The real issue is the failure of modern science and modern education to educate the public about astronomy: the facts about the everyday, typical, viewable night sky. In the present day, professional astronomers leave the viewable night sky to amateurs: they are busy with deep-sky observations. I doubt whether many of them even follow events in the night sky. Sad.
It is sad because the night sky presents an ever-changing, variable mix of moon, planets, stars and their relative positions relative to viewing from the Earth. There are some who believe that the moon’s position to the earth may cause earthquakes; there are some who believe that the moon effects the weather and growing patterns; there are some who believe that sun spots effect climate; there are some who believe that even the planetary positions of the major planets may effect the weather. Of course, most of these beliefs are unprovable mainly because the interactions of so many variables and the unmeasurable tiny changes in gravity involved are not worth the time and effort of scientific research. And so, the professionals do not bother to view the actual sky.

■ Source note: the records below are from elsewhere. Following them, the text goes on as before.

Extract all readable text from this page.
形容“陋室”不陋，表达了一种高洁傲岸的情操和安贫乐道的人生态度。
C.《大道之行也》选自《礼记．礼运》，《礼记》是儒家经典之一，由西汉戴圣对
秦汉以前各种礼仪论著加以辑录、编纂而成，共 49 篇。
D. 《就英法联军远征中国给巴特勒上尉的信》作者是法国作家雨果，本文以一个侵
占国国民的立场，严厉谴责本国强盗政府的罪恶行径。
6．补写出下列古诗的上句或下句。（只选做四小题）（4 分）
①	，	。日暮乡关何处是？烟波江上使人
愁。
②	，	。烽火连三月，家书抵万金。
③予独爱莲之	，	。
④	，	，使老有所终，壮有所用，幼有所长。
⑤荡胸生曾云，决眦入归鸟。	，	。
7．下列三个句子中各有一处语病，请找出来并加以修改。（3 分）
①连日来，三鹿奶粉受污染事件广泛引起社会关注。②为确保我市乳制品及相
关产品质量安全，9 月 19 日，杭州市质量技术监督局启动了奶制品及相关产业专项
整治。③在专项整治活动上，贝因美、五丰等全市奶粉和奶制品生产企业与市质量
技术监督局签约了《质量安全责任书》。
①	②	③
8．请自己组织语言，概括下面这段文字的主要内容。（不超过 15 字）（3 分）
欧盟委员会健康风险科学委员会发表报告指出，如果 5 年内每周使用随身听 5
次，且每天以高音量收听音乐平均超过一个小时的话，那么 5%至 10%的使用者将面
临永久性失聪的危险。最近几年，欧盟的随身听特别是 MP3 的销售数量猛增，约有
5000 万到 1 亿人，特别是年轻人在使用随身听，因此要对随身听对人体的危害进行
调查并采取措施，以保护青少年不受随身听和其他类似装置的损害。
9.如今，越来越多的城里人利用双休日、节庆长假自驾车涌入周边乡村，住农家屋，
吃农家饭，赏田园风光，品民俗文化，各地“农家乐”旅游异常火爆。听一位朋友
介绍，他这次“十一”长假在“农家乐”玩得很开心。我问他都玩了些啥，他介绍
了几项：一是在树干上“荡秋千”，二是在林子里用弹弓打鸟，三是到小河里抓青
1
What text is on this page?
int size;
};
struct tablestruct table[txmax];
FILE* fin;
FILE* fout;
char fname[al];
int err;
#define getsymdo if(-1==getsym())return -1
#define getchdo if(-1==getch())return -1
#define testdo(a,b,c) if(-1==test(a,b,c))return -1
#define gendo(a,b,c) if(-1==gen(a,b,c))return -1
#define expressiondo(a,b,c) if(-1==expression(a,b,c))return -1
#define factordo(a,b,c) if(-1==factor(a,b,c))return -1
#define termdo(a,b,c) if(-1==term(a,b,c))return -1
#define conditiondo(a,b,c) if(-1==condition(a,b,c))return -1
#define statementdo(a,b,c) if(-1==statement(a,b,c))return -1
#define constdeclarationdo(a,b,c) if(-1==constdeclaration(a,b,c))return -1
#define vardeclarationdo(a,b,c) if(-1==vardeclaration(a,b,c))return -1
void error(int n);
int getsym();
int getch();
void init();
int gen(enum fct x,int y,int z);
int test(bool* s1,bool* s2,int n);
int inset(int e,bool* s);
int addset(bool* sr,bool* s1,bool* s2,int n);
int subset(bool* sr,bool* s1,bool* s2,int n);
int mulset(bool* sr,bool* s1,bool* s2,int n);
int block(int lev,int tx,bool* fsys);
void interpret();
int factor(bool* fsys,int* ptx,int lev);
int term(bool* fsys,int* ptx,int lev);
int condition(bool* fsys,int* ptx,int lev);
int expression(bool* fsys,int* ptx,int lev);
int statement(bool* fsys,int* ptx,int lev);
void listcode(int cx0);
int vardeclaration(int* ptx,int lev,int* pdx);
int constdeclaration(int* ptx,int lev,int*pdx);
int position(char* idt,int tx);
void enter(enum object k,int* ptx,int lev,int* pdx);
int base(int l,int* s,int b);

Scientists failed also to inform the public about the TV photos of the UFO: it had big stripes across it just like photos of Jupiter. Anyone involved in astronomy would have picked up that fact right away. And the TV reporters looking through their camera remarked that the UFO was a big orb with two or three little ships beside it. Why didn’t the scientists pick up on that obvious connection with Jupiter and its moons? Because they don’t know the night sky and most of the population of the Western world have given up looking up at the sky.
Those that reported the event, the eye witnesses wanted an explanation: what explains the big striped blog of light bouncing around the sky with its little fleet of light blobs. Those who saw with their own eyes these phenomena over two weeks did indeed see with their own eyes an unidentified “flying” object which was present through those weeks, and no explanations by the scientists seemed to be credible. One scientist surmised that Venus was refracted 90deg through the sky! Another that it might be a fleet of fishing boat lights. And then people started seeing UFOs everywhere: campers on the East Coast saw two globes, one bright the other small and red, rising above the horizon at dawn – Venus and Mercury.
This all leads me to suggest that a 1000 years ago, people knew more about the night sky than they do now.